What Is Unknown (From The Public Materials Reviewed)

  • The formal effective date of the fee table (the public pages reviewed do not clearly pin it down).
  • Whether Fidelity’s “buy-to-close $0.65-or-less” waiver also waives the index add-on in all cases (the wording does not fully resolve this).
  • Whether there are any routing- or order-type edge cases that alter fee treatment beyond the published table.
  • Any verified evidence that this change has materially shifted market-wide IV, skew, or volume (the high-confidence impact is customer-level economics, not market-level structure).

Related Reading (OptionsTrading.Zone)

Important Notes (Not Advice + Options Risk)

This is not financial advice, investment advice, or trading advice.

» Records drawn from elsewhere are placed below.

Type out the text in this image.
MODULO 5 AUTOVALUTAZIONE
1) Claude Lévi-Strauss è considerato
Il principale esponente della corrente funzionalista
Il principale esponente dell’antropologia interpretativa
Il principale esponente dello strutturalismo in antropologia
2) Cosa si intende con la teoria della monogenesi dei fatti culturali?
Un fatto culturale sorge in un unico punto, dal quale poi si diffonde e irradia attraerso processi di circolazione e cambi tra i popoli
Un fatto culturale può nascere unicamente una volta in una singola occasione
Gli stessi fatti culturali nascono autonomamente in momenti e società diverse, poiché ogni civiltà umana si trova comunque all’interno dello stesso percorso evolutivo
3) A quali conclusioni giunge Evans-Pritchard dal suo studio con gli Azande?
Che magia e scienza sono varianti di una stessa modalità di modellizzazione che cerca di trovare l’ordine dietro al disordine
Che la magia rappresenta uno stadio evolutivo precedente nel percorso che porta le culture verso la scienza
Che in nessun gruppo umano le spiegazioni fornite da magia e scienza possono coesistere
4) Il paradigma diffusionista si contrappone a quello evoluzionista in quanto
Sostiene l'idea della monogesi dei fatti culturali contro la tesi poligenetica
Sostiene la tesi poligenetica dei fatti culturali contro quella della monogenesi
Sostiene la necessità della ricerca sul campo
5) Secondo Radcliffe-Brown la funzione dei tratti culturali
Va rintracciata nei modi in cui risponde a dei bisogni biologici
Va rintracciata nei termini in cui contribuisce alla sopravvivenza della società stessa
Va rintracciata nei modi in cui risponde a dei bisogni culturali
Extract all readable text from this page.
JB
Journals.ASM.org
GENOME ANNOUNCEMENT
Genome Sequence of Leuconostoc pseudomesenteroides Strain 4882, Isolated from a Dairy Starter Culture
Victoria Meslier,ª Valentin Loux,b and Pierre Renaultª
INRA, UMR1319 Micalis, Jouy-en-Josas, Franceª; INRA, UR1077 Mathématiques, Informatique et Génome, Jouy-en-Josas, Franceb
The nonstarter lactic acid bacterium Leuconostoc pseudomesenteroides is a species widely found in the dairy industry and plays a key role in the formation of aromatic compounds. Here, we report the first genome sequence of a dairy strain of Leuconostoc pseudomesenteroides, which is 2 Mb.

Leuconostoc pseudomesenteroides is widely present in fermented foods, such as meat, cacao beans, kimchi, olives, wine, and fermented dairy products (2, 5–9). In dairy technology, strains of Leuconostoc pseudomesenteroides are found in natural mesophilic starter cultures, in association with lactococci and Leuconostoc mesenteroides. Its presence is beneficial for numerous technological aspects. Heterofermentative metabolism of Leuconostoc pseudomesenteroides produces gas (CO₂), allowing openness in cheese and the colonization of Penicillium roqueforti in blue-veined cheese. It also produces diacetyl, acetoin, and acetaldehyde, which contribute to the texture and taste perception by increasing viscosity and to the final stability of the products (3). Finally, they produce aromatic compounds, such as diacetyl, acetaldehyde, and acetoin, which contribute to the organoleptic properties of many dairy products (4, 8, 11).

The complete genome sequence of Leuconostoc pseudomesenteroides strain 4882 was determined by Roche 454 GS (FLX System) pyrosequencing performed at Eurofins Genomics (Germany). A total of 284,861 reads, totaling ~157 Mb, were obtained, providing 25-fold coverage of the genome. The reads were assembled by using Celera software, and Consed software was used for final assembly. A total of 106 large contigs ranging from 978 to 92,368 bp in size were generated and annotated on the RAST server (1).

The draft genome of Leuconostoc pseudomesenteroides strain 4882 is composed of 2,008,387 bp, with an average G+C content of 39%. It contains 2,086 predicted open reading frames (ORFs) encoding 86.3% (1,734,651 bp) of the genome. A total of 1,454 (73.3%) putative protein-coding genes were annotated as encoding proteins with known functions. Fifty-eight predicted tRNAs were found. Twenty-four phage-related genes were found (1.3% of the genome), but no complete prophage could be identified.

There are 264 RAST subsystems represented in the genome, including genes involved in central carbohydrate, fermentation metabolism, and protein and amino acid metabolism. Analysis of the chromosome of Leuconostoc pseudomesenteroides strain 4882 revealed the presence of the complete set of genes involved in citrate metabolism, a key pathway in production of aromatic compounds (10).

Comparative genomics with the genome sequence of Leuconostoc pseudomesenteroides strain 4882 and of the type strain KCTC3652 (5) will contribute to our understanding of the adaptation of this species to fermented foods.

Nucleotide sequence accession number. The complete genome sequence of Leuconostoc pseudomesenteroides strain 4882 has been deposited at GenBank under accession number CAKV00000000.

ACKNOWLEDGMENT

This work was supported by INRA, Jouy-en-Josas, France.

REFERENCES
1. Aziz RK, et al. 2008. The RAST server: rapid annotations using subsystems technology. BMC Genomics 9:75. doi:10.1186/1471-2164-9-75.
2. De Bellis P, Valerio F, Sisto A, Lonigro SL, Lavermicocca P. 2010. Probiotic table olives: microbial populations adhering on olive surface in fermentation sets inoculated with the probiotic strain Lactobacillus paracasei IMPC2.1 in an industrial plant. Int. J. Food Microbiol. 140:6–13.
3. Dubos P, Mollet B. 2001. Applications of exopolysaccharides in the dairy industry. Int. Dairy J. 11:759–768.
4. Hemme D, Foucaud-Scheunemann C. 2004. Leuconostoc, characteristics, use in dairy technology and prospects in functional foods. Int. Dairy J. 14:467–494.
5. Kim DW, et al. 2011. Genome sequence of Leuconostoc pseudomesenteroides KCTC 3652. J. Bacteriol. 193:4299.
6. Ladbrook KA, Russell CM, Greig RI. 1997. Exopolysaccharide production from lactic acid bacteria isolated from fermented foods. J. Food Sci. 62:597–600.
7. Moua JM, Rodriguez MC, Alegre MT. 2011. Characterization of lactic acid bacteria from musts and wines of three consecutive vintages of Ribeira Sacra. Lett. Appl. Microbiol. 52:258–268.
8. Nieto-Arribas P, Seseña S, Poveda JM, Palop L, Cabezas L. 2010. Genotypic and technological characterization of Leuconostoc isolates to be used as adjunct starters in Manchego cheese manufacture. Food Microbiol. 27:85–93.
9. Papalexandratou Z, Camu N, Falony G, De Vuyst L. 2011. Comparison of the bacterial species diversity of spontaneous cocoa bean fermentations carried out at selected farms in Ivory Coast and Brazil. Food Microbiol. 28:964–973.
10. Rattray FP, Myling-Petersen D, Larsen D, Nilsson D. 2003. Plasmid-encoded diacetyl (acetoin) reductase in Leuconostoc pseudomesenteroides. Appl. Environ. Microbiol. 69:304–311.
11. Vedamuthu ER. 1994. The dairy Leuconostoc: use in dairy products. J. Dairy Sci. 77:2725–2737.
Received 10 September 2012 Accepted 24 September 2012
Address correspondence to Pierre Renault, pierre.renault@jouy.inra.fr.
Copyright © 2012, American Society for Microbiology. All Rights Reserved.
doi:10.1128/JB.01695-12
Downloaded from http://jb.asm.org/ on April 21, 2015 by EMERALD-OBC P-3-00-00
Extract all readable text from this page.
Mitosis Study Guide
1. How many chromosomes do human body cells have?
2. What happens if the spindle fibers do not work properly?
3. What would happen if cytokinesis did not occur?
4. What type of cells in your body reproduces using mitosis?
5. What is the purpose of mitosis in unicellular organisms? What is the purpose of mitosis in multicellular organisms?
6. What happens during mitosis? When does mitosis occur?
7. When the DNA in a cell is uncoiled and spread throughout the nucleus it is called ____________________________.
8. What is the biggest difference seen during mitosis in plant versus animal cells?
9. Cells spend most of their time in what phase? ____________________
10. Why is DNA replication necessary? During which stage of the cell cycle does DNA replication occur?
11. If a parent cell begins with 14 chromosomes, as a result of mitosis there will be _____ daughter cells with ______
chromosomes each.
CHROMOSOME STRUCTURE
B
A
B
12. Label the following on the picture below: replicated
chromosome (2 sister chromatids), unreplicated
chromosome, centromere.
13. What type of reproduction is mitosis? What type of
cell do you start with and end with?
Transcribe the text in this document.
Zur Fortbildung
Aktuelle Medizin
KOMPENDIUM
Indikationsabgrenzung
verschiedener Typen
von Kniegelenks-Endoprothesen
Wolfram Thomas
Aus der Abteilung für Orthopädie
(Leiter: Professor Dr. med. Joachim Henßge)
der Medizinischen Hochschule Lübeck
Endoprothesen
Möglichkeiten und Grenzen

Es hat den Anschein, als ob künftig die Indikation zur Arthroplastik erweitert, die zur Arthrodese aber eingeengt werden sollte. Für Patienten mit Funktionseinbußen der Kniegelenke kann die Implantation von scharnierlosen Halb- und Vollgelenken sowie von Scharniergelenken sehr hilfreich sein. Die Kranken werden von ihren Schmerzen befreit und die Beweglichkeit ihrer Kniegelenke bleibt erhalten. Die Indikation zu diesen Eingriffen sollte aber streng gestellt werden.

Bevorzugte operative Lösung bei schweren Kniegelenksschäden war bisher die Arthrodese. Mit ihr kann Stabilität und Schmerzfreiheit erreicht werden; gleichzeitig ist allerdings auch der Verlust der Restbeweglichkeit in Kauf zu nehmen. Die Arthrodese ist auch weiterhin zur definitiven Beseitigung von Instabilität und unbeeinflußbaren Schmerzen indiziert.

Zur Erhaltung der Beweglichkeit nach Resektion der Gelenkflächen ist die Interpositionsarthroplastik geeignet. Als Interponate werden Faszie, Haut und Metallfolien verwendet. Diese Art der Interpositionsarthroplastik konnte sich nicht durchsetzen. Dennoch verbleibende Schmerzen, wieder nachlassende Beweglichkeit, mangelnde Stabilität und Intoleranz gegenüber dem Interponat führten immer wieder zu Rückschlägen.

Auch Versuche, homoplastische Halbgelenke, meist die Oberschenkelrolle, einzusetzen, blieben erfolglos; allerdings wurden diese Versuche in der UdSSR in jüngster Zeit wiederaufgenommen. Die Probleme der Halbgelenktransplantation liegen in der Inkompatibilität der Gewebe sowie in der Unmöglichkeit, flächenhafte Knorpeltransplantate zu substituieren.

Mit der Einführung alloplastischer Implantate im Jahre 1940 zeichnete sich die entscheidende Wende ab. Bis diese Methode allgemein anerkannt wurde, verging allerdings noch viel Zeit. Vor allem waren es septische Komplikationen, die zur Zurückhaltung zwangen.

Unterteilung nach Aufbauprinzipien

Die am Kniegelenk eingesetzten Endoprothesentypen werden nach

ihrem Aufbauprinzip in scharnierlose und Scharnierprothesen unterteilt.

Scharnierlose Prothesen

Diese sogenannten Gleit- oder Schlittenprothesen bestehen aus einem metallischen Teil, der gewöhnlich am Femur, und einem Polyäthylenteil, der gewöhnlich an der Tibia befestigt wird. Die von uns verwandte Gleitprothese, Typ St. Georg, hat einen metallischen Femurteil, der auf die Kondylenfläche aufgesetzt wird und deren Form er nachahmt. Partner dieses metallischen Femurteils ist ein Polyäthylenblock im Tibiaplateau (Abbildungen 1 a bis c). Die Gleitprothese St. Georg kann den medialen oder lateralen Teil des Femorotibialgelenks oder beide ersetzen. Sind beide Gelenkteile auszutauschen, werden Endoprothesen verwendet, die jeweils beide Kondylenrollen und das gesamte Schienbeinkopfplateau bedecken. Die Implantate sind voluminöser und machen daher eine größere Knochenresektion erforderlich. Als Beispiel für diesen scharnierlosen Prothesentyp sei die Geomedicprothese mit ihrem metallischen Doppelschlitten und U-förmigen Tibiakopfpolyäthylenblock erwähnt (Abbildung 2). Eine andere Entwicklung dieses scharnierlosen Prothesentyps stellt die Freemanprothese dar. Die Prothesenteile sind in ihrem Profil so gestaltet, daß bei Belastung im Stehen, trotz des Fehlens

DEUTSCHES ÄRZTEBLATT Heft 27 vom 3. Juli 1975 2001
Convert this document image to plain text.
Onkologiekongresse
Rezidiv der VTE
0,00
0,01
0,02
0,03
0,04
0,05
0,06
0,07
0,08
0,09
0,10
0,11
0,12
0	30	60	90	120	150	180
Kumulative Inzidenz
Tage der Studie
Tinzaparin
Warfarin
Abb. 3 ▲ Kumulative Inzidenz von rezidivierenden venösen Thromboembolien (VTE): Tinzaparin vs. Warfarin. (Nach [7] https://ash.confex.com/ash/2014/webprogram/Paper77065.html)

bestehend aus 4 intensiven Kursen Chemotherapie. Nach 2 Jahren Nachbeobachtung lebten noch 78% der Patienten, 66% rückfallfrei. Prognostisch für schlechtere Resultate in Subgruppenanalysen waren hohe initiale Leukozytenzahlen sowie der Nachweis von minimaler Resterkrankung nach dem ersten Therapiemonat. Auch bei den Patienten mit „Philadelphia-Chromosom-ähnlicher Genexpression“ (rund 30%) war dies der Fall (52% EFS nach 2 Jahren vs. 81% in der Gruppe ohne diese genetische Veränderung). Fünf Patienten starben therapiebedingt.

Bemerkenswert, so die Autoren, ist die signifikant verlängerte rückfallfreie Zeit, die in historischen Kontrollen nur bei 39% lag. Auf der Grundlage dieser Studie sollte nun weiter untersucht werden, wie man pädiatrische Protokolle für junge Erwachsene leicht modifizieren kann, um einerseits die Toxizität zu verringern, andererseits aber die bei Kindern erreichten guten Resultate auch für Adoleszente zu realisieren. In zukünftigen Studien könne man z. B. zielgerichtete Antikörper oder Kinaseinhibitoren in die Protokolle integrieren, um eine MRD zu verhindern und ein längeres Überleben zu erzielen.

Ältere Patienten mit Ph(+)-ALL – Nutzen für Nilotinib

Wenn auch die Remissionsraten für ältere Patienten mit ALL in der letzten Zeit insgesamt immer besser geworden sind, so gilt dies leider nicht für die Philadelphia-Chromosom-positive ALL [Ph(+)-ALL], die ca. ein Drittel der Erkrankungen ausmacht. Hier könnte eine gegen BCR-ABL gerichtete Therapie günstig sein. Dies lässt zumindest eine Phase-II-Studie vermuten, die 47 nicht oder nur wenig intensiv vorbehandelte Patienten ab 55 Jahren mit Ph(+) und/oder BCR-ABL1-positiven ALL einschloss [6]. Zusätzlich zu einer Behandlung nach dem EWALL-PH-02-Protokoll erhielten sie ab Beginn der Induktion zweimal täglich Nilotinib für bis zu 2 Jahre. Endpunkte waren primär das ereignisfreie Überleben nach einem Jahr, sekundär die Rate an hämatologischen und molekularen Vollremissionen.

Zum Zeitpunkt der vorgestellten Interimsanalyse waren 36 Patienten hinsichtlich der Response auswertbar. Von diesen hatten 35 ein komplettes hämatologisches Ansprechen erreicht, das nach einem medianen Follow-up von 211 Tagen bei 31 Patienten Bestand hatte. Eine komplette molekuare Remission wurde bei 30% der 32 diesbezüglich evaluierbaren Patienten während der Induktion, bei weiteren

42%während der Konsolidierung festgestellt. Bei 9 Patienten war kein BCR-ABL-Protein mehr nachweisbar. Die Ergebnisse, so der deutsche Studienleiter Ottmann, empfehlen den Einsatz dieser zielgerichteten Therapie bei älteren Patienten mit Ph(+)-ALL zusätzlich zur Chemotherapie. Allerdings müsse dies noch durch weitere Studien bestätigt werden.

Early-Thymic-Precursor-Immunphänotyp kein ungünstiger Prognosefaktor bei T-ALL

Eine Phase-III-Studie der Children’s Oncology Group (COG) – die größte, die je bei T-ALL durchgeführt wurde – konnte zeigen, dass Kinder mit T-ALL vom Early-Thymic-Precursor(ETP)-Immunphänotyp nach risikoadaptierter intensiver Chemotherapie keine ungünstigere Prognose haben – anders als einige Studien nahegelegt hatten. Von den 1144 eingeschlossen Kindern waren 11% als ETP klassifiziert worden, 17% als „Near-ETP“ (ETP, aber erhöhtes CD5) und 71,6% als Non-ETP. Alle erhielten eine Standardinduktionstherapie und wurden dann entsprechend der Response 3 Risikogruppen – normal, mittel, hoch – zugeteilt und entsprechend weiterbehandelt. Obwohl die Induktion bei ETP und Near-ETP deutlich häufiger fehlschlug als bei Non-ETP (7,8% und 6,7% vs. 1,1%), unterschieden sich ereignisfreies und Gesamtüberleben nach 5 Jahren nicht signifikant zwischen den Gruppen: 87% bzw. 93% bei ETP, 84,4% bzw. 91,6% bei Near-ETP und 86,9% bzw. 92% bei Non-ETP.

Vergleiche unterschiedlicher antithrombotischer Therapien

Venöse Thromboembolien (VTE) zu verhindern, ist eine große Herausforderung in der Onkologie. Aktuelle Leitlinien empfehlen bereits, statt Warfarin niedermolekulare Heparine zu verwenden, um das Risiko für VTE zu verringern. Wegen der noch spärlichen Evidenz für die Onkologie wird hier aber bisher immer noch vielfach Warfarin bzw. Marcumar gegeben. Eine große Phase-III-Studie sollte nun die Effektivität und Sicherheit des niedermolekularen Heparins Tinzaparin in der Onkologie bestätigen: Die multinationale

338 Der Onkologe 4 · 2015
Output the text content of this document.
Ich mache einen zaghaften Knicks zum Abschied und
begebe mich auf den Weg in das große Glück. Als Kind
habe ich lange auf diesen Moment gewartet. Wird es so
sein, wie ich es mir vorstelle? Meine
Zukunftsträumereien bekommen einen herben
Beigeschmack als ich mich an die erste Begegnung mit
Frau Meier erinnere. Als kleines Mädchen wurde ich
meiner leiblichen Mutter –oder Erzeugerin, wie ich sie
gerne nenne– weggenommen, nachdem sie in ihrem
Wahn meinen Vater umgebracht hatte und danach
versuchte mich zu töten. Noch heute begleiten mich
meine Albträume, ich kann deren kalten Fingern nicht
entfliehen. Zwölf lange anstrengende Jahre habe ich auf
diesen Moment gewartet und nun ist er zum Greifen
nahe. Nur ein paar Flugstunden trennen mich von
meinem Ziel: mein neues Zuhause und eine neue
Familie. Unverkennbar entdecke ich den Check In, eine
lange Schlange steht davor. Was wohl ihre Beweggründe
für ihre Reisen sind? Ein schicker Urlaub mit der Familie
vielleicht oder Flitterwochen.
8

This article is for market-structure education and cost-model context only, and it is not a recommendation to buy or sell any security or derivative.

Options trading involves risk and is not suitable for all investors. Fees, spreads, and execution quality can change outcomes materially, especially in short-dated options. Read the site’s risk disclosure before trading.

Sources

  • Fidelity Options Trading FAQ - https://www.fidelity.com/options-trading/faqs - Source of the symbol-by-symbol proprietary index option add-on table and Fidelity’s rationale language.
  • Fidelity commissions / margin rates page - https://www.fidelity.com/trading/commissions-margin-rates - Source for the standard options contract fee framing and buy-to-close language on Fidelity’s public pricing page.
  • Fidelity Brokerage Commission and Fee Schedule (PDF) - https://www.fidelity.com/bin-public/060_www_fidelity_com/documents/Brokerage_Commissions_Fee_Schedule.pdf - Source of the formal fee schedule language (contract fees, ORF disclosure, and multi-leg contract counting).
  • Cboe SPX product page - https://www.cboe.com/tradable-products/sp-500/spx-options/ - Background on SPX product structure and contract ecosystem.
  • Cboe XSP fact sheet (PDF) - https://cdn.cboe.com/resources/xsp/XSP_Options_Fact_Sheet.pdf - Background on SPX vs XSP sizing and structure (including the notional relationship).
  • Nasdaq NDX/XND overview - https://www.nasdaq.com/nasdaq-100-options-xnd-ndx - Background on the two-size Nasdaq-100 index options ecosystem.

Bottom Line

Fidelity’s published schedule currently shows extra per-contract fees on select index options. The practical takeaway is not “bullish” or “bearish” - it is procedural: update your all-in cost template (especially for short-dated and multi-leg trading), and avoid symbol switches based on one-contract comparisons when your real goal is equal notional exposure and consistent product behavior.